A senior defense official acknowledged the U.S. was providing arms and ammunition needed by the Kurds but said it was not coming from the Department of Defense. Officials said the Pentagon was having discussions about how to increase its military support to the Kurds and could soon approve a decision to directly supply weapons.

The State Department said the government was “working” to provide arms directly to the Kurds, saying they needed them badly and the United States was doing what it could to accelerate deliveries.

“The government of Iraq has made deliveries from its own stocks to the Kurds and we are working to do the same in coordination with all the relevant parties,” State Department spokeswoman Marie Harf told reporters.

“The Kurds need additional arms. We are providing those.”

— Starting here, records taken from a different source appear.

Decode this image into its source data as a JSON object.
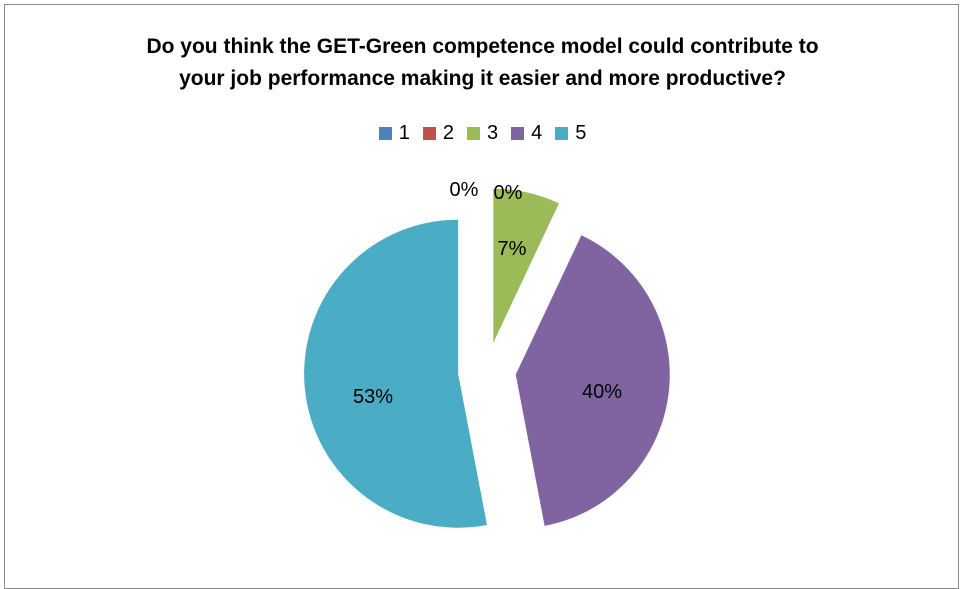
{
  "chart_data": {
    "type": "pie",
    "title_lines": [
      "Do you think the GET-Green competence model could contribute to",
      "your job performance making it easier and more productive?"
    ],
    "categories": [
      "1",
      "2",
      "3",
      "4",
      "5"
    ],
    "values": [
      0,
      0,
      7,
      40,
      53
    ],
    "labels": [
      "0%",
      "0%",
      "7%",
      "40%",
      "53%"
    ],
    "colors": [
      "#4f81bd",
      "#c0504d",
      "#9bbb59",
      "#8064a2",
      "#4bacc6"
    ],
    "legend_position": "top",
    "exploded": true
  }
}
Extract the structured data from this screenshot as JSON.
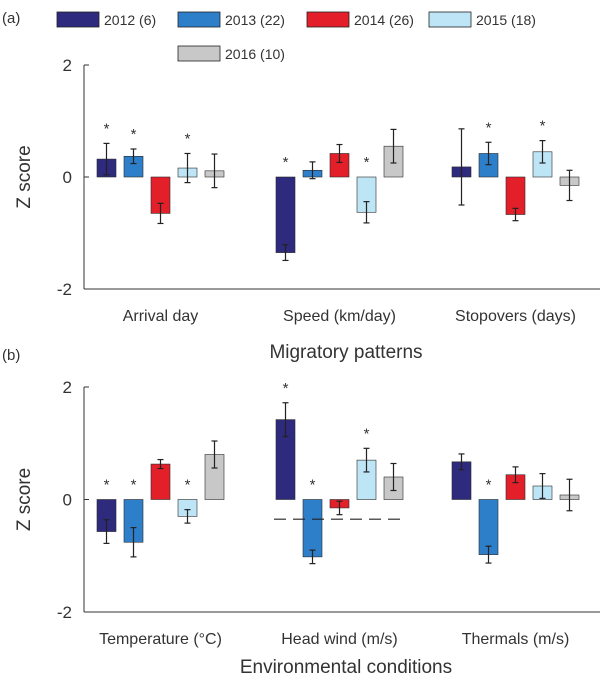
{
  "figure": {
    "legend": [
      {
        "label": "2012 (6)",
        "color": "#2e2a7e"
      },
      {
        "label": "2013 (22)",
        "color": "#2e7fc9"
      },
      {
        "label": "2014 (26)",
        "color": "#e3202a"
      },
      {
        "label": "2015 (18)",
        "color": "#bde5f5"
      },
      {
        "label": "2016 (10)",
        "color": "#c8c8c8"
      }
    ]
  },
  "chart_data": [
    {
      "type": "bar",
      "panel_label": "(a)",
      "xlabel": "Migratory patterns",
      "ylabel": "Z score",
      "ylim": [
        -2,
        2
      ],
      "yticks": [
        "2",
        "0",
        "-2"
      ],
      "categories": [
        "Arrival day",
        "Speed (km/day)",
        "Stopovers (days)"
      ],
      "series": [
        {
          "name": "2012 (6)",
          "values": [
            0.32,
            -1.35,
            0.18
          ],
          "errors": [
            0.28,
            0.14,
            0.68
          ],
          "significant": [
            true,
            true,
            false
          ]
        },
        {
          "name": "2013 (22)",
          "values": [
            0.37,
            0.12,
            0.42
          ],
          "errors": [
            0.13,
            0.15,
            0.2
          ],
          "significant": [
            true,
            false,
            true
          ]
        },
        {
          "name": "2014 (26)",
          "values": [
            -0.65,
            0.42,
            -0.67
          ],
          "errors": [
            0.18,
            0.16,
            0.11
          ],
          "significant": [
            false,
            false,
            false
          ]
        },
        {
          "name": "2015 (18)",
          "values": [
            0.16,
            -0.63,
            0.45
          ],
          "errors": [
            0.26,
            0.19,
            0.2
          ],
          "significant": [
            true,
            true,
            true
          ]
        },
        {
          "name": "2016 (10)",
          "values": [
            0.11,
            0.55,
            -0.15
          ],
          "errors": [
            0.3,
            0.3,
            0.27
          ],
          "significant": [
            false,
            false,
            false
          ]
        }
      ],
      "reference_lines": []
    },
    {
      "type": "bar",
      "panel_label": "(b)",
      "xlabel": "Environmental conditions",
      "ylabel": "Z score",
      "ylim": [
        -2,
        2
      ],
      "yticks": [
        "2",
        "0",
        "-2"
      ],
      "categories": [
        "Temperature (°C)",
        "Head wind (m/s)",
        "Thermals (m/s)"
      ],
      "series": [
        {
          "name": "2012 (6)",
          "values": [
            -0.57,
            1.42,
            0.67
          ],
          "errors": [
            0.21,
            0.3,
            0.14
          ],
          "significant": [
            true,
            true,
            false
          ]
        },
        {
          "name": "2013 (22)",
          "values": [
            -0.76,
            -1.02,
            -0.98
          ],
          "errors": [
            0.26,
            0.12,
            0.15
          ],
          "significant": [
            true,
            true,
            true
          ]
        },
        {
          "name": "2014 (26)",
          "values": [
            0.63,
            -0.15,
            0.44
          ],
          "errors": [
            0.08,
            0.12,
            0.14
          ],
          "significant": [
            false,
            false,
            false
          ]
        },
        {
          "name": "2015 (18)",
          "values": [
            -0.3,
            0.7,
            0.24
          ],
          "errors": [
            0.12,
            0.21,
            0.22
          ],
          "significant": [
            true,
            true,
            false
          ]
        },
        {
          "name": "2016 (10)",
          "values": [
            0.8,
            0.4,
            0.08
          ],
          "errors": [
            0.24,
            0.24,
            0.28
          ],
          "significant": [
            false,
            false,
            false
          ]
        }
      ],
      "reference_lines": [
        {
          "category": "Head wind (m/s)",
          "y": -0.35
        }
      ]
    }
  ]
}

Just last week Washington launched its first military action in Iraq since pulling its troops out in 2011. U.S. warplanes bombed Sunni insurgents from the Islamic State, who have marched through northern and western Iraq since June.

Washington says it is taking limited action to protect the Kurdish autonomous region and prevent what Obama called a potential “genocide” of religious minorities targeted by the militants.

The militants made new gains against Kurdish forces despite three days of airstrikes, while Baghdad, long braced for the Sunni fighters to attack, was now tensing for possible clashes between forces loyal to Prime Minister Nuri al-Maliki and those of his rivals after Iraq’s president named a new prime minister on Monday.

Obama says a more inclusive government in Baghdad is a precondition for more aggressive military support against the Islamic State. He has rejected calls in some quarters for a return of ground troops, apart from several hundred military advisers sent in June.

The Islamic State, which sees Shi’ites as heretics who deserve to be killed, has ruthlessly moved through one town after another, using tanks and heavy weapons it seized from soldiers who have fled in their thousands.

On Monday, police said the militants had seized the town of Jalawla, 70 miles northeast of Baghdad, after driving out the Kurds’ Peshmerga forces.

Washington and its European allies are considering requests for more direct military aid from the Kurds, who have themselves differed with Maliki over the division of oil resources and who took advantage of the Islamists’ advance to expand their territory.